Siapapun tidak mau hidup dalam kemiskinan (baca: berada di ketidak mampuan), namun faktanya kemiskinan adalah bagian dari kenyataan masyarakat yang hampir selalu ada, baik kemiskinan materi maupu kemiskinan dalam arti luas. Hal menarik adalah men-soal apakah kemiskinan itu “akibat atau pilihan”?. Tentu tidak satupun yang akan mengatakan “pilihan”, walau sesungguhnya “hidup bermalas-masalan” atau “tidak mau belajar” adalah wujud nyata “memilih” untuk miskin.



Nalar  juga membenarkan bahwa tidak mungkin ada hasil bagi mereka yang memilih berdiam diri dalam arti tidak melakukan apapun dalam hidupnya. Artinya, melakukan sesuatu atau bekerja merupakan tiket untuk berpeluang meraih rezeki. Dalam bahasa vertikal, bekerja merupakan tiket seseorang untuk pantas diberi rezeki oleh Sang Pencipta. Jadi “bergerak atau melakukan sesuatu atau bekerja” merupakan obat tolak miskin yang paling rasional. Tentu dalam pelaksanaannya memerlukan ilmu pengetahuan dan pengalaman agar tidak menjadi seperti orang berjalan di kegelapan. Untuk itu, terus mengembangkan semangat belajar dan memperbanyak pengalaman  merupakan cara terbaik untuk mendapatkan hasil yang lebih baik pula.



E. “Menabung”  Sama Dengan Membangun Masa Depan

Hidup tidak hanya untuk hari ini saja, tetapi juga untuk hari esok. Kematian sepenuhnya hak Tuhan, tetapi sepanjang kesempatan hidup masih dipercayakan Sang Pencipta, manusia wajib mengoptimalkan akal dan fikirannya dalam mengelola hidup demi satu keberhasilan dan ragam kebahagiaan. Untuk itu, apa yang dilakukan dalam hidup tidaklah hanya untuk hari ini tetapi juga perlu difikirkan tentang hari esok dan selanjutnya.
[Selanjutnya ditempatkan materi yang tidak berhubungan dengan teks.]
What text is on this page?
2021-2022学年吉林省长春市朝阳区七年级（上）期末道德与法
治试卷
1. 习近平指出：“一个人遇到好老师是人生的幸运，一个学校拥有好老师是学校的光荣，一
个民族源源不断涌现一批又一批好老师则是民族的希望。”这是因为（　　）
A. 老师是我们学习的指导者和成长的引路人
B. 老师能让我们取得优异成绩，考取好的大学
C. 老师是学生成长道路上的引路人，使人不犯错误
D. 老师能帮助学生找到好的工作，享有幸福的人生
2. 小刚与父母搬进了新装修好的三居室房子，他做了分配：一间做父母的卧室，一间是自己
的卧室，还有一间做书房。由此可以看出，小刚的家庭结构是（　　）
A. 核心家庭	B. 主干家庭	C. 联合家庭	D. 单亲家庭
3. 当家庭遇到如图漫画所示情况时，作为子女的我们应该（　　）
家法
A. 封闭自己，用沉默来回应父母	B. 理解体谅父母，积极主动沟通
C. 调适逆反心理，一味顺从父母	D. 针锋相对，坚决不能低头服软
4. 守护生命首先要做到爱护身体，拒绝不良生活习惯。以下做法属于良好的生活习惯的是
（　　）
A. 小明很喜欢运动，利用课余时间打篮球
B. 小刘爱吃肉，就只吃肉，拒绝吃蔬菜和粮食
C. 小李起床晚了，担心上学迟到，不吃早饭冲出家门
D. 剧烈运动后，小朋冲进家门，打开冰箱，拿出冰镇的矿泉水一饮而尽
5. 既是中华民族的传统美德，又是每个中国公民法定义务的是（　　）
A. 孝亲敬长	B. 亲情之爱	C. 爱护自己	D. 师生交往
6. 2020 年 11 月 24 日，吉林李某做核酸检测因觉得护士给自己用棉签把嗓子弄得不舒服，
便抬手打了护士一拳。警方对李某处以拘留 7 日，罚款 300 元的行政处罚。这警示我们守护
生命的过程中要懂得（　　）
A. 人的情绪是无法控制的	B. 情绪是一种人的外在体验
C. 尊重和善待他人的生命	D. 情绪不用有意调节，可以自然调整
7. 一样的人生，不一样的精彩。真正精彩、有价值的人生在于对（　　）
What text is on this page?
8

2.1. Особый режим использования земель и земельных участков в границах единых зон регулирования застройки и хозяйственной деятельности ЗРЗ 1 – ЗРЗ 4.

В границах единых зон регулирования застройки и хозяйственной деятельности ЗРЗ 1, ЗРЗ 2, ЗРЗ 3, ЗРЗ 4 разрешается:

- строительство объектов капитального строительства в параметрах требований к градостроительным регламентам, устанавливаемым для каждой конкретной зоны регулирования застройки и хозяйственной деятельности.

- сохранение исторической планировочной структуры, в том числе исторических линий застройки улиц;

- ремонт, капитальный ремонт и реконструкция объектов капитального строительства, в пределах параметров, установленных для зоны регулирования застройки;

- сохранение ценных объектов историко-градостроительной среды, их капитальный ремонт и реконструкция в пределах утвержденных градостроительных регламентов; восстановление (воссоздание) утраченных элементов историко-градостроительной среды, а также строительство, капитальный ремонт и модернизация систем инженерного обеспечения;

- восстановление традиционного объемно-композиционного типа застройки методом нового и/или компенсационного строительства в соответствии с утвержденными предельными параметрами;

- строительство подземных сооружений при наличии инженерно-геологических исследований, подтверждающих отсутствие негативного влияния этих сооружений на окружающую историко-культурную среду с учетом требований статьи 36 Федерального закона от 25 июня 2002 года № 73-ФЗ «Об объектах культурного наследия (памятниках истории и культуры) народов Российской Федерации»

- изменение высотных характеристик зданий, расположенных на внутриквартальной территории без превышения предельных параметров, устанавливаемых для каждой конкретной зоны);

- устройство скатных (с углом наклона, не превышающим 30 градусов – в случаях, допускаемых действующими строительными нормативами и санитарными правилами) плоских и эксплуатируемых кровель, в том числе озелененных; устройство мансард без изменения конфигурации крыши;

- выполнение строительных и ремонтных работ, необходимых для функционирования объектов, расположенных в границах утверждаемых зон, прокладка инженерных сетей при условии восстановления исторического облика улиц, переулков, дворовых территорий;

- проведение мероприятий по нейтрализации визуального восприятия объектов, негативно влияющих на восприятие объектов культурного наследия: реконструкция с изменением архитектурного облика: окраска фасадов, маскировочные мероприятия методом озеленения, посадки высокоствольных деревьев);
Dengan demikian, bila terjadi sesuatu diwaktu mendatang dimana fikiran dan badan tidak mungkin lagi diajak untuk bekerja, baik karena sakit atau karena sudah termakan usia, persediaan sudah ada dan siap menopang kebutuhan hidup. Oleh karena itu, ada baiknya membangun kesadaran menabung sejak dini.



Awalnya langkah ini pasti sulit dan memang menabung harus dipaksakan, tetapi akan terasa mudah dan ringan bila sudah jadi kebiasaan atau menjadi budaya hidup. Dibanyak agenda sosialisasi “gerakan menabung” selalu bermula dengan penolakan di awalnya, namun saat terbangun kesadaran tentang kemanfaatan dari aksi menabung, semangat manabung itu pun kemudian tumbuh dan berkembang.



Oleh karena itu, bagi mereka yang sudah memiliki kesadaran sebaiknya mengambil tanggungjawab untuk membentuk kesadaran lainnya sehingga mewujud menjadi budaya hidup masyarakat. Banyak tema yang bisa di usung sebagai sumber motivasi kesadaran, antara lain; (i) “menyisihkan uang belanja harian sejumlah Rp 1000/ hari” dikalangan para ibu rumah tangga (ii) “menyisihkan 5% omzet penjualan” di kalangan para pedagang; (iii) menyetorkan sebagian hasil panennya di kalangan para  petani; (iv) menyisihkan “uang jajan” di kalangan siswa/i sekolah dan lain sebagainya.         



F. Akumulasi Tabungan Sebagai Mesin Produksi Manfaat

Mungkin Rp 1000/hari tampak tidak seberapa dan bahkan mungkin lebih banyak daripada uang recehan yang disumbangkan ke pengemis saat berhenti di lampu merah setiap harinya. Namun, kala hal itu dilakukan 1000 orang bersama-sama, maka akumulasinya menjadi Rp 1juta/hari atau Rp 365 juta/tahun. Akumulasi ini menjadi lebih terasa kalau kemudian pemanfaatannya untuk hal-hal yang mendukung keseharian hidup masyarakat,seperti : (i) memberikan pinjaman tanpa jasa bagi keperluan-keperluan emergency seperti sakit dan lain sebagainya; (ii) memberikan “pinjaman modal murah” bagi para pedagang sehingga kapasitas usahanya menjadi lebih besar; (iii) melakukan pembelian “benih unggul” bagi para petani yang pembayarannya saat panen; (iv) memberikan “pinjaman tanpa jasa” untuk keperluan sekolah anak petani yang pelunasannya saat panen dan; (v) lain sebagainya yang mendatangkan kebermanfaatan dan meningkatkan kesejahteraan masyarakat dalam arti luas. Banyak hal lain yang sekiranya bisa dilakukan dalam semangat gotong royong yang mendatangkan kemanfaatan langsung dalam kehiduan masyarakat. Bisa dibayangkan masyarakat akan hidup lebih efisien ketika tabungan itu diakumulasi dalam semangat kebersamaan dan saling percaya.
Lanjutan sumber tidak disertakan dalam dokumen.